Take a few minutes to reflect on your customer base this year:
Who are your best customers and are you serving them well?
Have you lost any customers you didn't expect to? Do you know why?
Are new customers finding you, or has acquisition slowed down?
What feedback positive or negative have you heard most often?
Customer patterns reveal things the spreadsheet can't. If your best customers are coming back more often, that's a signal to lean in. If you're seeing churn you haven't addressed, May is the time to figure out what's driving it.
4. Assess Your Energy, Not Just Your Output
This one doesn't show up on a balance sheet, but it matters just as much.
Ask yourself honestly:
Are you still excited about the direction you're heading?
Are there parts of the business draining you more than they should?
Do you have support people, systems, tools that are actually working for you?
Burnout is one of the most common reasons small businesses stall in the second half of the year. If you're running on fumes by May, the problem won't fix itself by December.

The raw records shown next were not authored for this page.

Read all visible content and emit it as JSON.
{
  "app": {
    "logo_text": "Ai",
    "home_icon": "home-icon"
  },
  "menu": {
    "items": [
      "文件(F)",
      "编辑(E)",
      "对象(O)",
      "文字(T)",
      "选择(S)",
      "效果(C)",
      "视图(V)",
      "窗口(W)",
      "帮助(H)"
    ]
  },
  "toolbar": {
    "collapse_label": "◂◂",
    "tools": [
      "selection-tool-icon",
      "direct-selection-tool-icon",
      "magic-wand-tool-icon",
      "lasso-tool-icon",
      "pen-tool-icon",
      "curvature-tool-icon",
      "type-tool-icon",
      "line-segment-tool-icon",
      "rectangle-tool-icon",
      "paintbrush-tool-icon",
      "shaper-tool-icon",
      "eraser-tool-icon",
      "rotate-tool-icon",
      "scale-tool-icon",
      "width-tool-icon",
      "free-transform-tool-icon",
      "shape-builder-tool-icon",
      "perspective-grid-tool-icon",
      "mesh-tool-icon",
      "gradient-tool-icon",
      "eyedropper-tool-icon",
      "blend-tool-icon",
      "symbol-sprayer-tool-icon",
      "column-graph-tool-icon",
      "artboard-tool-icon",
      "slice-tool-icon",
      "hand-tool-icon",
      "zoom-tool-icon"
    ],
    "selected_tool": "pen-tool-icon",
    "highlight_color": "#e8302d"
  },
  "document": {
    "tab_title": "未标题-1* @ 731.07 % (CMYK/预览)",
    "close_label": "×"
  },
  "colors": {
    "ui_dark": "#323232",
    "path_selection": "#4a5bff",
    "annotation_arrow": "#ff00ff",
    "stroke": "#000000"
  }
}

This is the moment to notice it and do something about it before it costs you.
5. Set Your Second-Half Priorities
Once you've done the honest assessment, it's time to make a plan not a wish list, but a focused set of priorities.
Choose two or three things that will move the needle most between now and December. Not ten things. Not everything. Two or three.
Ask yourself:
What would make the biggest difference to my revenue or stability?
What's been sitting on the back burner that actually needs to happen?
Where do I need help and am I willing to ask for it?
A focused second half beats a scattered one every time.
How the SBDC Can Help
A mid-year check-in is one of the most valuable things you can do with a business advisor. At the SBDC, we help business owners cut through the noise and focus on what actually matters reviewing financials, adjusting strategy, preparing for growth, or working through a challenge that's been hard to solve alone.
Our advising is free, confidential, and tailored to you whether you're six months into your first business or several years in and ready for the next level.
Schedule your mid-year check-in today at jbaker.youcanbook.me or stop by Looft Hall Suite 110 at Iowa Western Community College.
January was the starting line. May is the mirror.
What you do with what you see that's what the second half is built on.